You mentioned that you dabbled in the world of horror before, and I was curious if that had an impact on how you approached the project. Just beyond like a sociological standpoint, did it kind of prepare you to take on like this kind of a horror story?
It's interesting, because I didn't ever think about it as horror. Because it never read as horror, right? When in the script it talked about outbreak and people getting sick. Our killer makeup artist and chief special effects spent months studying MRSA and Ebola, and worked for months to get the makeup perfect for John. Because when you actually look at when people get sick, this really actually happens. The attack on the immune system, on the lymphatic system, everything was perfectly placed. The bleeding of the nose and the ears, and when they vomit and its blood. That actually happens and it's terrifying. And I think it was more of the horror of the fact that it was still real, that I just prepared it as I always do, which is like a straight up, intense drama.

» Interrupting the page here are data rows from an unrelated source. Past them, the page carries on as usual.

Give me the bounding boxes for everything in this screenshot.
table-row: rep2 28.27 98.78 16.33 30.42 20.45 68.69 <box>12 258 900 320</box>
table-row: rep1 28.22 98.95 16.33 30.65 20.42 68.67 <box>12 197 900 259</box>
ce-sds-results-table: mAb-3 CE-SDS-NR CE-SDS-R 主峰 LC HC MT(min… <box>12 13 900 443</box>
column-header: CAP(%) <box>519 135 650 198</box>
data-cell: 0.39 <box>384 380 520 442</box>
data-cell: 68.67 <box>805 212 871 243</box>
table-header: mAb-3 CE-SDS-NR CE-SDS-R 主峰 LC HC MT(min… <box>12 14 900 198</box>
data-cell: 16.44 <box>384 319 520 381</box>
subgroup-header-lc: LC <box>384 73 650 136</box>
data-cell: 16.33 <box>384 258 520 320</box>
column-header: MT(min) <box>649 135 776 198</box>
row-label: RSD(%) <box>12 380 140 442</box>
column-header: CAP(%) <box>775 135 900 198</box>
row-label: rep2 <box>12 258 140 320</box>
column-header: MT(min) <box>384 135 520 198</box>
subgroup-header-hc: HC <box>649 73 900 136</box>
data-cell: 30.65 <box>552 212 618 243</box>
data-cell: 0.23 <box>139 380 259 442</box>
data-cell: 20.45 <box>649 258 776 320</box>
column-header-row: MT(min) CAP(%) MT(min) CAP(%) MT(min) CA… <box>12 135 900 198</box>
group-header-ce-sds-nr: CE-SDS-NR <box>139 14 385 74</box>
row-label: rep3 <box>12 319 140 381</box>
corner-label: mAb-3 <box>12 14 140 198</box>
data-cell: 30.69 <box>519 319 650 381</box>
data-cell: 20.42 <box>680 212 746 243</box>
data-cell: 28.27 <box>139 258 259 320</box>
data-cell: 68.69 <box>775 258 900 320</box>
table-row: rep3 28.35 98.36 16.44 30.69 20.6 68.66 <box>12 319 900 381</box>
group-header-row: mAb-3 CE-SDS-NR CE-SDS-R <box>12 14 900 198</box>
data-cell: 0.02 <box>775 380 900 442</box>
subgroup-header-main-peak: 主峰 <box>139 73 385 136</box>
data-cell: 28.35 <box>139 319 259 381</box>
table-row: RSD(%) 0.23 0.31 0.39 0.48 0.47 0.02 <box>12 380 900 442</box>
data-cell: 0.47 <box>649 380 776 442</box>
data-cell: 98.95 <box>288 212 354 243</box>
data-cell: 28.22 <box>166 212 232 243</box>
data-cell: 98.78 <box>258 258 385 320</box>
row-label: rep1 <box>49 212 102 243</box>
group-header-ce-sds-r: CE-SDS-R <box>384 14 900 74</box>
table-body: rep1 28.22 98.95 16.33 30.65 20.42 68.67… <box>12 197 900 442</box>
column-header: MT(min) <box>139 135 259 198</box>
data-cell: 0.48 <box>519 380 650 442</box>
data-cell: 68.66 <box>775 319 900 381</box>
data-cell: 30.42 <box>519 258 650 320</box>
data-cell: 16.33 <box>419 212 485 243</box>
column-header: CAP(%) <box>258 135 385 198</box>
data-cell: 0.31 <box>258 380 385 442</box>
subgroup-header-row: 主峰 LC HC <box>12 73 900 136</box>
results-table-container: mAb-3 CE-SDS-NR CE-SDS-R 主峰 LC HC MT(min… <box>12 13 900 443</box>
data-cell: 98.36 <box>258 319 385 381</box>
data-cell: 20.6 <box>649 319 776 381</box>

The closest thing it felt like, to me, that I could compare it to -- because before you shoot, you're like, "OK, what else is like this?" -- and I was thinking about Edgar Wright, and I sent him a message about how he took on blending genre into the world.
I find it really important to ask different questions and look at serving everybody. Because people that know me know I love genre. They know that I love Star Wars, they know I love Dungeons & Dragons, and I'm like really into very specific things. It's just really rad that when people see this, they will get what they want: they will get this horrifying, intense experience, with these moments of levity and beauty. They will get the horrific genre aspect of it, and they'll get the fun from it too.
There's a reason why genre and horror and drama work right and aligning them. It's because we just need, audiences right now, they just need that scare. When you're scared and you release chemicals in your brain and in your body, and I think there's something to that right now. I think that we just need that right now, because we want to be just taken out of all the shit that's going on. There's just too much stress in life right now. So I think that genre plays a very important part in that.
The first season of Black Summer is now available on Netflix.
This interview has been edited for clarity and length.